Before you set yourself to “examine yourself to see if you are in the faith,” you must settle two other things first. First, what are you testing for, and second, what are you testing with? You are testing whether or not Christ is within you. That is the first thing. Second, you are testing with the standards set by the Scriptures, and not by standards invented by your Victorian great-grandmother.
What do you make of Jesus? What do you think of Him? You should not be looking for certain ecstatic emotions, or sentimental turbulence. We are talking about Christ the Messiah. What do you make of Him?

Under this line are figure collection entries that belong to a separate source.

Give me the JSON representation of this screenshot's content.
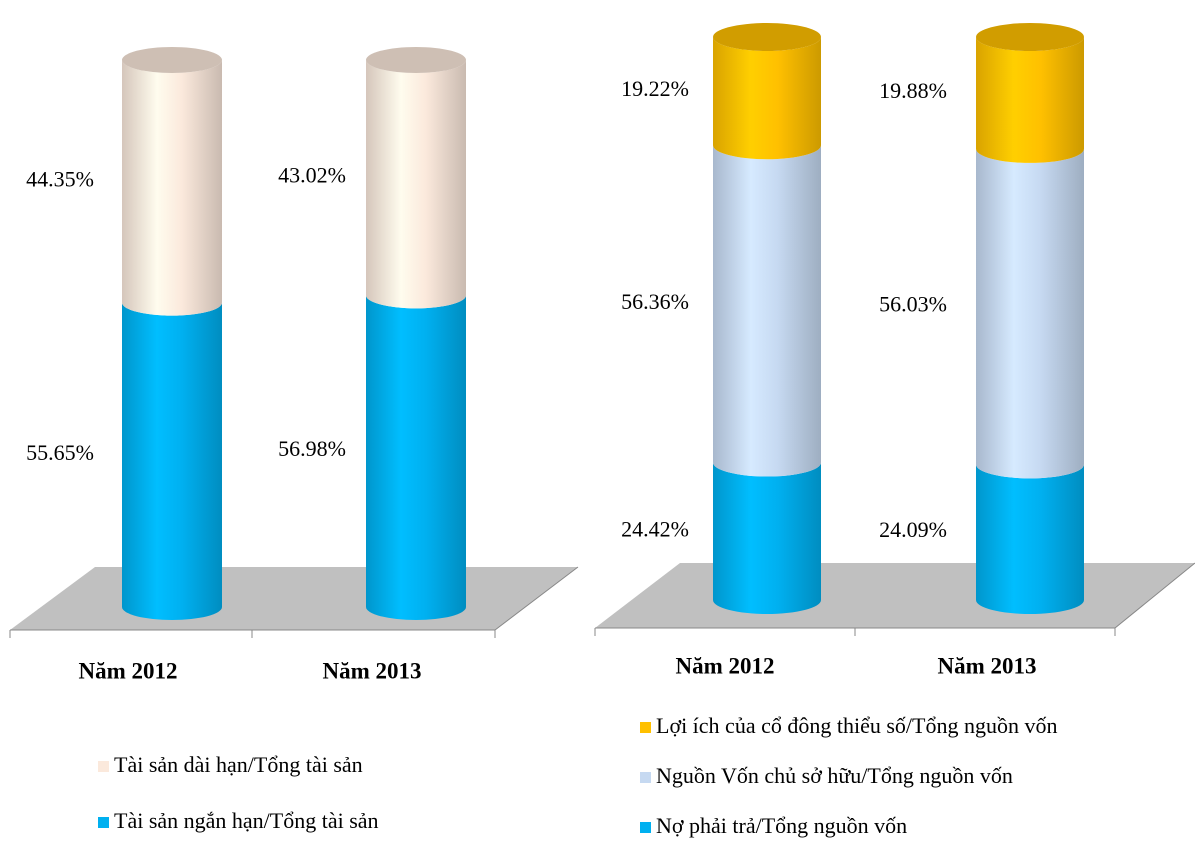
{
  "chart_data": [
    {
      "type": "bar",
      "stacked": true,
      "categories": [
        "Năm 2012",
        "Năm 2013"
      ],
      "series": [
        {
          "name": "Tài sản ngắn hạn/Tổng tài sản",
          "color": "#00b0f0",
          "values": [
            55.65,
            56.98
          ],
          "value_labels": [
            "55.65%",
            "56.98%"
          ]
        },
        {
          "name": "Tài sản dài hạn/Tổng tài sản",
          "color": "#fbe9dc",
          "values": [
            44.35,
            43.02
          ],
          "value_labels": [
            "44.35%",
            "43.02%"
          ]
        }
      ]
    },
    {
      "type": "bar",
      "stacked": true,
      "categories": [
        "Năm 2012",
        "Năm 2013"
      ],
      "series": [
        {
          "name": "Nợ phải trả/Tổng nguồn vốn",
          "color": "#00b0f0",
          "values": [
            24.42,
            24.09
          ],
          "value_labels": [
            "24.42%",
            "24.09%"
          ]
        },
        {
          "name": "Nguồn Vốn chủ sở hữu/Tổng nguồn vốn",
          "color": "#c6d9f1",
          "values": [
            56.36,
            56.03
          ],
          "value_labels": [
            "56.36%",
            "56.03%"
          ]
        },
        {
          "name": "Lợi ích của cổ đông thiểu số/Tổng nguồn vốn",
          "color": "#ffc000",
          "values": [
            19.22,
            19.88
          ],
          "value_labels": [
            "19.22%",
            "19.88%"
          ]
        }
      ]
    }
  ]
}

And what standards can we take from the Scriptures? We know Christ is in us because we have believed in the name of Jesus (1 Jn. 5:13; Rom. 10:9). We know that Christ is in us because the Spirit was given us (1 John 4:13). And how do we know that? He grows things (Gal. 5:22-23; Eph. 5:9), and He kills things (Rom. 8:13). We know Christ is in us if we love the brethren (1 John 3:14). We know Christ is in us and we are converted if we have humility of mind, like that of a little child (Matt. 18:3). We know Christ is in us if we are hungry for the Scriptures (1 Pet. 2:2-3). We know Christ is in us if the sacrifice of Christ on the cross makes sense to us as the power of God (1 Cor. 1:18). We know Christ is in us because of our growth in obedience (1 John 2:3). We know Christ is in us because of what happens when we disobey (Heb. 12:6). We know Christ is in us.
A GLORIOUS BENEDICTION
Paul concludes this epistle with a wonderful benediction. The order of the persons named is a little different. He begins with the grace of the Lord Jesus Christ. Our starting point is with the one who first came to us as Immanuel, God with us. Christ is the one who brings us to the Father, and this Father is the one who loved us. And so it is that the love of God is mentioned second. And then, after we have encountered Christ, and have been brought to the Father, we find that we are in koinonia-fellowship with all of God’s people everywhere. And amen.